CaKul (Catatan Kuliah) Perbankan Islam

1.       Lembaga dan Pranata Bank
Perbankan islam merupakan lembaga perbankan yang bersifat TERBUKA, maksudnya adalah dalam pelaksanaannya, hukum islam dapat menampung kebutuhan masyarakat sesuai perkembangan yang terjadi. Keterbukaan menjadikan hukum islam dapat mengambil peranan lebih jauh dalam pengaturan.
Perbankan islam => tidak berasal dari tradisi islam, namun diterima dalam islam dengan menggunakan aturan islam.
Konsep perbankan islam:
a.       Meninggalkan larangan RIBA (yang paling fundamental)
Menghilangkan dengan sebuah proses yakni mengubah perilaku masyarakat dari ribawi ke non ribawi.
Contoh: mengganti bunga dengan cara2 yg ditentukan hukum islam.
Hal ini tidak bisa serta merta meninggalkan perilaku masyarakat yang sedemikian rupa, maka ketika hukum islam diterapkan secara mutlak akan menimbulkan banyak problematika tertentu.
b.      Menggunakan pranata hukum yang telah dikonstruksikan ke dalam tradisi hukum islam oleh para ahli hukum islam, khususnya mengenai transaksi keuangan islam.

*      Islam memisahkan transaksi keuangan ke dalam 2 jenis:
-          Tijarah => perniagaan
-          Tabarru’ => amal kebaikan
Pemisahan diperuntukkan untuk menghindari sebuah penyelewengan dari suatu niat dalam diri manusia yang tidak dapat dilihat orang dan yang dapat dilihat orang.
Contoh: pinjam meminjam, awalnya bentuk tabarru’ tidak boleh menyimpang ke tijarah, sehingga di dalam tijarah timbul bentuk-bentuk transaksi islam seperti istisna, dll. Oleh karena itu bank islam tidak boleh melayani pinjam meminjam, kecuali dalam hal ‘menolong’, sehingga Rp1,- pun tidak boleh ada tambahan (bunga), karena itu termasuk bentuk riba.
2.       Islamisasi Kelembagaan Bank Islam
Bank islam (secara sosiologis) => segala sesuatunya untuk menyempurnakan keislamannya secara bertahap.
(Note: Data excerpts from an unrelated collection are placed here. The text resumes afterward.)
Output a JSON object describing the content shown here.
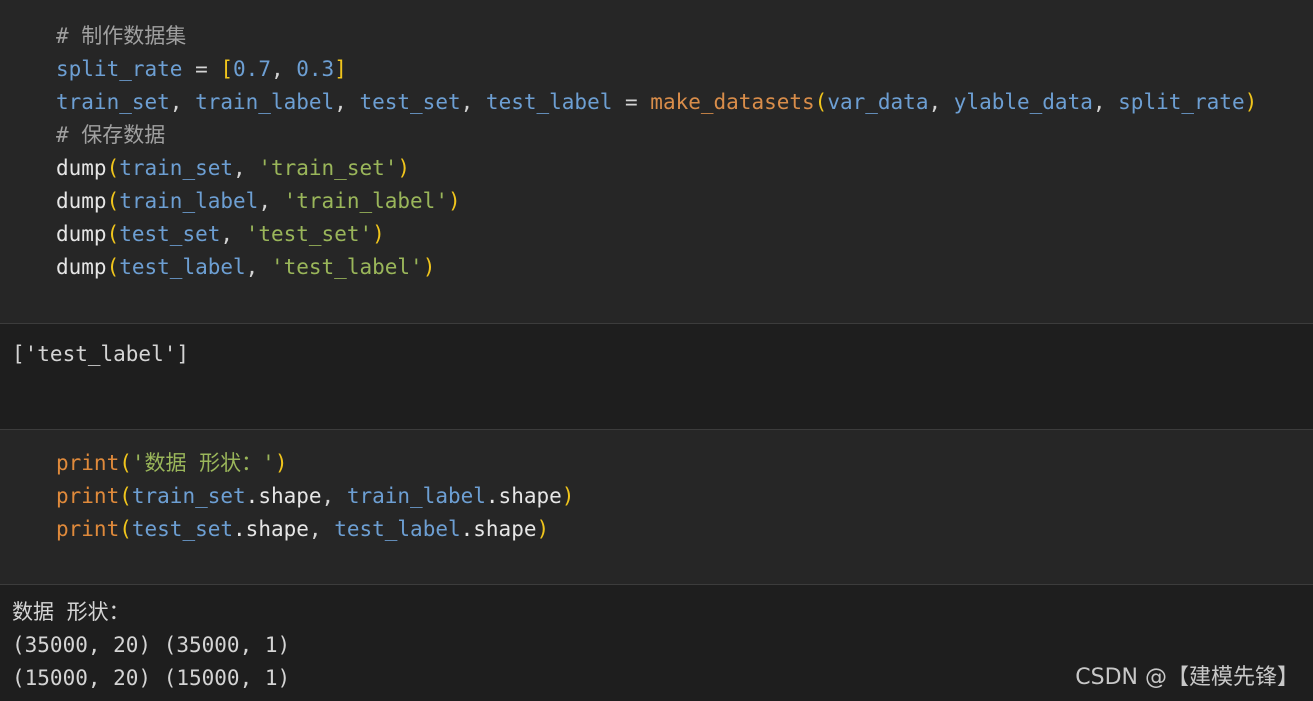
{
  "cells": {
    "code1": {
      "lines": [
        [
          {
            "t": "# 制作数据集",
            "k": "comment"
          }
        ],
        [
          {
            "t": "split_rate",
            "k": "var"
          },
          {
            "t": " = ",
            "k": "op"
          },
          {
            "t": "[",
            "k": "bracket"
          },
          {
            "t": "0.7",
            "k": "num"
          },
          {
            "t": ", ",
            "k": "op"
          },
          {
            "t": "0.3",
            "k": "num"
          },
          {
            "t": "]",
            "k": "bracket"
          }
        ],
        [
          {
            "t": "train_set",
            "k": "var"
          },
          {
            "t": ", ",
            "k": "op"
          },
          {
            "t": "train_label",
            "k": "var"
          },
          {
            "t": ", ",
            "k": "op"
          },
          {
            "t": "test_set",
            "k": "var"
          },
          {
            "t": ", ",
            "k": "op"
          },
          {
            "t": "test_label",
            "k": "var"
          },
          {
            "t": " = ",
            "k": "op"
          },
          {
            "t": "make_datasets",
            "k": "fn"
          },
          {
            "t": "(",
            "k": "bracket"
          },
          {
            "t": "var_data",
            "k": "var"
          },
          {
            "t": ", ",
            "k": "op"
          },
          {
            "t": "ylable_data",
            "k": "var"
          },
          {
            "t": ", ",
            "k": "op"
          },
          {
            "t": "split_rate",
            "k": "var"
          },
          {
            "t": ")",
            "k": "bracket"
          }
        ],
        [
          {
            "t": "# 保存数据",
            "k": "comment"
          }
        ],
        [
          {
            "t": "dump",
            "k": "call"
          },
          {
            "t": "(",
            "k": "bracket"
          },
          {
            "t": "train_set",
            "k": "var"
          },
          {
            "t": ", ",
            "k": "op"
          },
          {
            "t": "'train_set'",
            "k": "str"
          },
          {
            "t": ")",
            "k": "bracket"
          }
        ],
        [
          {
            "t": "dump",
            "k": "call"
          },
          {
            "t": "(",
            "k": "bracket"
          },
          {
            "t": "train_label",
            "k": "var"
          },
          {
            "t": ", ",
            "k": "op"
          },
          {
            "t": "'train_label'",
            "k": "str"
          },
          {
            "t": ")",
            "k": "bracket"
          }
        ],
        [
          {
            "t": "dump",
            "k": "call"
          },
          {
            "t": "(",
            "k": "bracket"
          },
          {
            "t": "test_set",
            "k": "var"
          },
          {
            "t": ", ",
            "k": "op"
          },
          {
            "t": "'test_set'",
            "k": "str"
          },
          {
            "t": ")",
            "k": "bracket"
          }
        ],
        [
          {
            "t": "dump",
            "k": "call"
          },
          {
            "t": "(",
            "k": "bracket"
          },
          {
            "t": "test_label",
            "k": "var"
          },
          {
            "t": ", ",
            "k": "op"
          },
          {
            "t": "'test_label'",
            "k": "str"
          },
          {
            "t": ")",
            "k": "bracket"
          }
        ]
      ]
    },
    "output1": {
      "lines": [
        "['test_label']"
      ]
    },
    "code2": {
      "lines": [
        [
          {
            "t": "print",
            "k": "builtin"
          },
          {
            "t": "(",
            "k": "bracket"
          },
          {
            "t": "'数据 形状：'",
            "k": "str"
          },
          {
            "t": ")",
            "k": "bracket"
          }
        ],
        [
          {
            "t": "print",
            "k": "builtin"
          },
          {
            "t": "(",
            "k": "bracket"
          },
          {
            "t": "train_set",
            "k": "var"
          },
          {
            "t": ".shape",
            "k": "attr"
          },
          {
            "t": ", ",
            "k": "op"
          },
          {
            "t": "train_label",
            "k": "var"
          },
          {
            "t": ".shape",
            "k": "attr"
          },
          {
            "t": ")",
            "k": "bracket"
          }
        ],
        [
          {
            "t": "print",
            "k": "builtin"
          },
          {
            "t": "(",
            "k": "bracket"
          },
          {
            "t": "test_set",
            "k": "var"
          },
          {
            "t": ".shape",
            "k": "attr"
          },
          {
            "t": ", ",
            "k": "op"
          },
          {
            "t": "test_label",
            "k": "var"
          },
          {
            "t": ".shape",
            "k": "attr"
          },
          {
            "t": ")",
            "k": "bracket"
          }
        ]
      ]
    },
    "output2": {
      "lines": [
        "数据 形状：",
        "(35000, 20) (35000, 1)",
        "(15000, 20) (15000, 1)"
      ]
    }
  },
  "watermark": {
    "text": "CSDN @【建模先锋】"
  }
}
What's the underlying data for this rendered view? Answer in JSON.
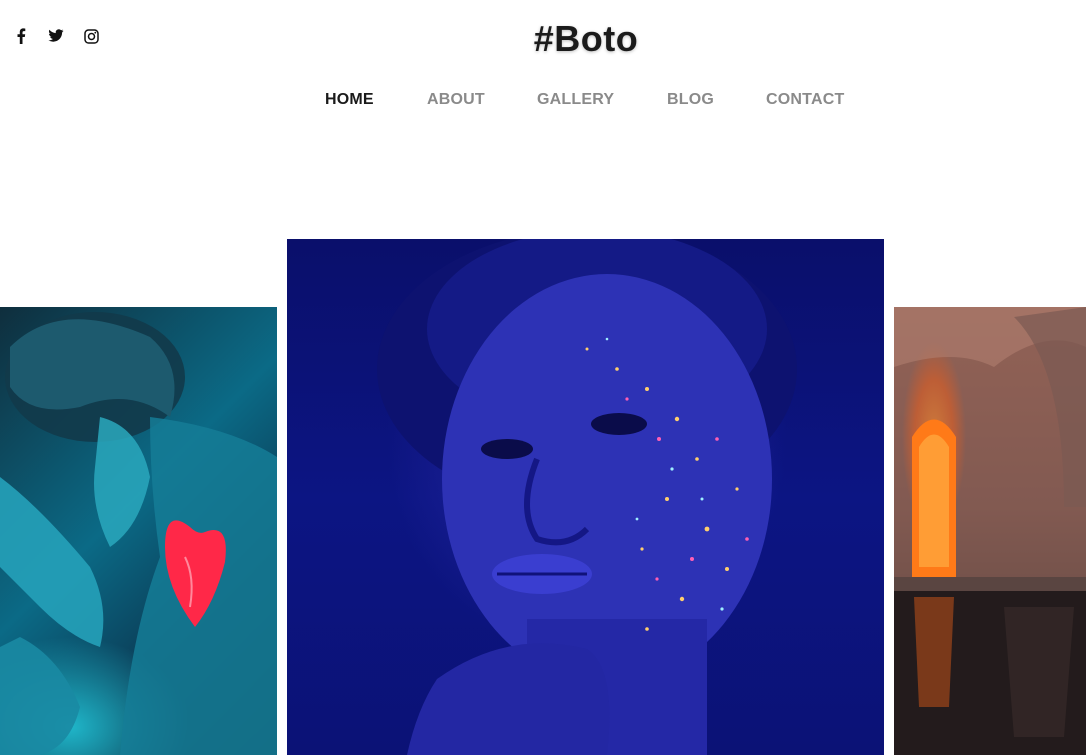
{
  "site": {
    "logo": "#Boto"
  },
  "social": [
    {
      "name": "facebook-icon"
    },
    {
      "name": "twitter-icon"
    },
    {
      "name": "instagram-icon"
    }
  ],
  "nav": {
    "items": [
      {
        "label": "HOME",
        "active": true
      },
      {
        "label": "ABOUT",
        "active": false
      },
      {
        "label": "GALLERY",
        "active": false
      },
      {
        "label": "BLOG",
        "active": false
      },
      {
        "label": "CONTACT",
        "active": false
      }
    ]
  },
  "colors": {
    "accent": "#8cc43f",
    "nav_text": "#8a8a8a",
    "nav_active": "#1a1a1a"
  },
  "gallery": {
    "images": [
      {
        "description": "man-with-glowing-heart-body-paint"
      },
      {
        "description": "woman-with-glitter-face-paint-blue-light"
      },
      {
        "description": "orange-lit-archway-in-stone-room"
      }
    ]
  }
}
Contoh: pegawai perempuan mengenakan jilbab.

3.       Islamisasi Internal Bank Islam
Keorganisasian bank islam:
a.       Dewan Syariah Nasional
Sebuah sub kelembagaan MUI
Mengapa harus melalui DSN di masing-masing Negara? DSN, ketika mengakui hukum islam di dunia keuangan, dilakukan dengan mengeluarkan FATWA, sebagai bentuk pengakuan secara hukum ‘diakui dan berlaku di indonesia’. Fatwa DSN (norma-norma dasar) sebagai syarat wajib pemberlakuan syariat-syariat islam pada lembaga-lembaga islam tertentu.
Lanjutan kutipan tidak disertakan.